Once all this has been established, we are instructed to see Quinn as bereft of a wife and child, a "bachelor" living alone, interested in the fate of the Mets, one of those sad, single guys who eat breakfast alone at lunch counters. The author then allows him to get a phone call (put through by mistake?) asking for Paul Auster (the author of this book). This is a plea for some detective work and Quinn/twin, after hesitating, answers that request.
A loving wife has a crazy husband, who has been locked up in a dark room for the first nine years of his life by a mad dad, who sometimes takes the name of "Henry Dark" to use as a mouthpiece for some of his more revolutionary scholarly ideas about language, civilization, Paradise and child-rearing. This mad dad, whose name is Stillman, has been put in jail some years before for abusing his son, and is just now returning to New York. Quinn/Auster, because of his stories about Max Work, and because he has nothing else to do, agrees to watch for theelder Mr. Stillman.
Except, of course, when Mr. Stillman gets off the train at Grand Central, there are two of him--one shabby, one perfectly dressed. Quinn makes an arbitrary decision and begins to shadow the shabby one, starting a long journey through the city to his ultimate destiny.
Walking through the city! This really is a New York novel. Quinn walks the length and breadth of Manhattan Island just for the heck of it, and the elder Mr. Stillman, in his walks, manages literally to spell out cryptic messages about the meaning of life. It is Stillman who sees the great Metropolis as a city "of broken people, broken things, broken thoughts," but that falls right in with his theory that we are to return soon to a "prelapsarian" condition; a universal language, a universal state of well-being. Of course, Stillman has cracked completely, as Quinn realizes, as he presents himself to him in a series of interlocking identities.
Quinn, at one point, begins to wonder about the "real" Paul Auster and goes to see him --and if you're thinking that Pirandello and Unamuno and a hundred other serious writers and tens of thousands of undergraduates have pondered the relationship between character and author, it really is OK, since those "identities" are only two among 20 or so.

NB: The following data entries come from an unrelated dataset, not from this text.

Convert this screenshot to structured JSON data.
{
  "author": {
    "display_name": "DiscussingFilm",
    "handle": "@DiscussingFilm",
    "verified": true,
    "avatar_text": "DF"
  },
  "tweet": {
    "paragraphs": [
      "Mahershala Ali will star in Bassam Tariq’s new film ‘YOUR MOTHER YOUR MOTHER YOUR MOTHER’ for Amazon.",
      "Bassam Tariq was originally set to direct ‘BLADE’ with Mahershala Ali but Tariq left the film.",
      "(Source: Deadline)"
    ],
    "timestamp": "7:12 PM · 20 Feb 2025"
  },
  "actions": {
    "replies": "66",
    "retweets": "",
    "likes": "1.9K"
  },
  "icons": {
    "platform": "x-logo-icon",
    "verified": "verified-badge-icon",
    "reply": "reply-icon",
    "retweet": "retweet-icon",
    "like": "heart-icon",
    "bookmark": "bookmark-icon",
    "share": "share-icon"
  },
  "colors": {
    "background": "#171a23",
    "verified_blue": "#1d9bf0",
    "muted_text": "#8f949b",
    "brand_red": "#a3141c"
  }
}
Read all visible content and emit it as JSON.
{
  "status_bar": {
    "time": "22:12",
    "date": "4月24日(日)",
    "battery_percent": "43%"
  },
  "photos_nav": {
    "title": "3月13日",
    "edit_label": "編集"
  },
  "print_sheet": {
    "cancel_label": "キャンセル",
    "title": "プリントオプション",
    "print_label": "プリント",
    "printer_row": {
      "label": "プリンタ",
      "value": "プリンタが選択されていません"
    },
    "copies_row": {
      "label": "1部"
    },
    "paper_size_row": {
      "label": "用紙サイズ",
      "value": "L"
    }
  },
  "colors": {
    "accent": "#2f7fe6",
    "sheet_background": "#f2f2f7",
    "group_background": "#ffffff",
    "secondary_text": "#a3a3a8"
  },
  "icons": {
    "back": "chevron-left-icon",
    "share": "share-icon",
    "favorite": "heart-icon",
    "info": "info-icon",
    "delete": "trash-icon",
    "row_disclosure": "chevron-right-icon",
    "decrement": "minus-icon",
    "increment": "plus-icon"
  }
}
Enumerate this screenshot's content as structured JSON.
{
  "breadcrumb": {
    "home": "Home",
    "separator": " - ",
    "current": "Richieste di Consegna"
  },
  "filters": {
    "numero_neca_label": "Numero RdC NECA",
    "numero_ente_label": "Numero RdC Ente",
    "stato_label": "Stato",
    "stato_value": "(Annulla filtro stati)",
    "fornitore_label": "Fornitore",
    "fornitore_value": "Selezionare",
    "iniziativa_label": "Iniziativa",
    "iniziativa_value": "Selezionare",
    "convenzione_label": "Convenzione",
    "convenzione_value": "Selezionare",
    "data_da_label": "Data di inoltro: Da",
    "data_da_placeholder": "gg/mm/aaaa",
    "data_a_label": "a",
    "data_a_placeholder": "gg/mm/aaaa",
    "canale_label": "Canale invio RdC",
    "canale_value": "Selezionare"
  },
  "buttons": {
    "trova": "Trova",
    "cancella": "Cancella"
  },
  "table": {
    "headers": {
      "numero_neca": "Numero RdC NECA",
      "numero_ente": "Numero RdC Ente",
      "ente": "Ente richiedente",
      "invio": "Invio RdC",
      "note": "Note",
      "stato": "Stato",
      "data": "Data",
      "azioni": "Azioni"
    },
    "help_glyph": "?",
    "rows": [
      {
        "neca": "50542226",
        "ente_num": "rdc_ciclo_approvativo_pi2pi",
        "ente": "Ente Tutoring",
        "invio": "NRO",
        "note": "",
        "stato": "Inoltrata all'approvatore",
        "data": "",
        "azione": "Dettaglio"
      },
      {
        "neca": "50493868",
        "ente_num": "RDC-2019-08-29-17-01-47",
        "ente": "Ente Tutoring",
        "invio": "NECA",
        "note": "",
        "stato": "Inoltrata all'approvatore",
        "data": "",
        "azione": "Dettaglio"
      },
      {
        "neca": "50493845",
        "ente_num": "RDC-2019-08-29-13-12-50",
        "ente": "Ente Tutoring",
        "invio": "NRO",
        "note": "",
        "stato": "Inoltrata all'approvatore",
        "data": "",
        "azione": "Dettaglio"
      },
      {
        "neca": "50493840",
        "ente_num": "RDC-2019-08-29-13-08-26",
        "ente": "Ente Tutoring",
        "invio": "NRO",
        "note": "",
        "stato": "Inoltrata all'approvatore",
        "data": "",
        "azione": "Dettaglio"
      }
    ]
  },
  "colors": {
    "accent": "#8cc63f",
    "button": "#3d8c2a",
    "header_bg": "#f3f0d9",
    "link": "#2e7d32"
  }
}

In fact, Auster's laconic, throw-away, often very funny tone keeps this book (and many of its ideas) fresh. If, during the middle of the narrative, the reader entertains a few vagrant thoughts about where this novel is going, what Quinn/Wilson/Work/Auster is up to anyway, that question is satisfactorily answered in a series of ending scenes that mustn't be given away--except that there's a clue hidden in this sentence.
It's true, in a small town we are born, live and die as more or less one person, because that's the way our family and friends know us. In cities, we either rush to change our identities--or they are changed brutally for us. "City of Glass" thoughtfully and cleverly draws our attention to these questions of self.